Et pour ça, il existe des solutions.
D’abord, sur le plan personnel, Demidov devra apprendre à mieux gérer la pression et à faire le deuil du contrôle absolu.
La stabilité viendra avec le temps, mais une bonne structure autour de lui – nutrition, sommeil, entraînement mental – peut accélérer sa progression.
Ensuite, c’est au Canadien de jouer. On ne peut pas lancer un jeune de 19 ans dans la jungle sans guide.
Il faut l’encadrer. Lui offrir des ressources. Le jumeler à des vétérans, mais pas n’importe lesquels : on parle ici d’un vrai deuxième centre d’expérience, capable de montrer l’exemple, de tenir le fort, de faire le sale boulot pendant que Demidov apprend à naviguer la tempête.
Puis il y a Martin St-Louis, qui devra user de doigté.
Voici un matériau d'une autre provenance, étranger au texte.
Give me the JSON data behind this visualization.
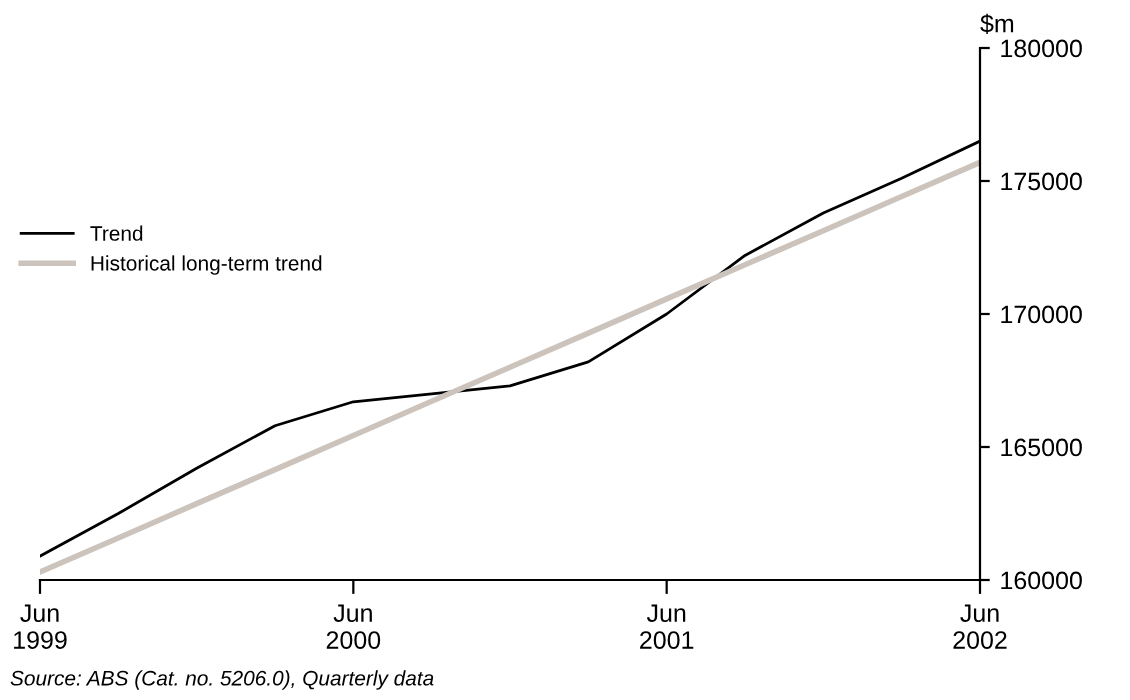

Il devra bâtir une confiance fragile, donner du temps de glace sans tout donner, responsabiliser sans étouffer. Bref, jouer son rôle de pédagogue.
Demidov n’a pas à porter l’équipe sur ses épaules. Il a simplement à grandir. Et pour ça, le CH doit lui donner l’espace, le temps, et surtout, la structure nécessaire.
On entre dans la quatrième année de reconstruction. Les fondations sont là. Il faut maintenant s’assurer que la maison ne craque pas quand les lumières s’allument.
Ivan Demidov est une pièce maîtresse de l’avenir. Encore faut-il savoir comment l’installer sur l’échiquier.
Parce que si Ivan Demidov ne trouve pas ses repères… si personne ne lui tend la main… on pourrait bien assister, impuissants, à l’éclosion avortée du plus grand talent brut à Montréal depuis Guy Lafleur.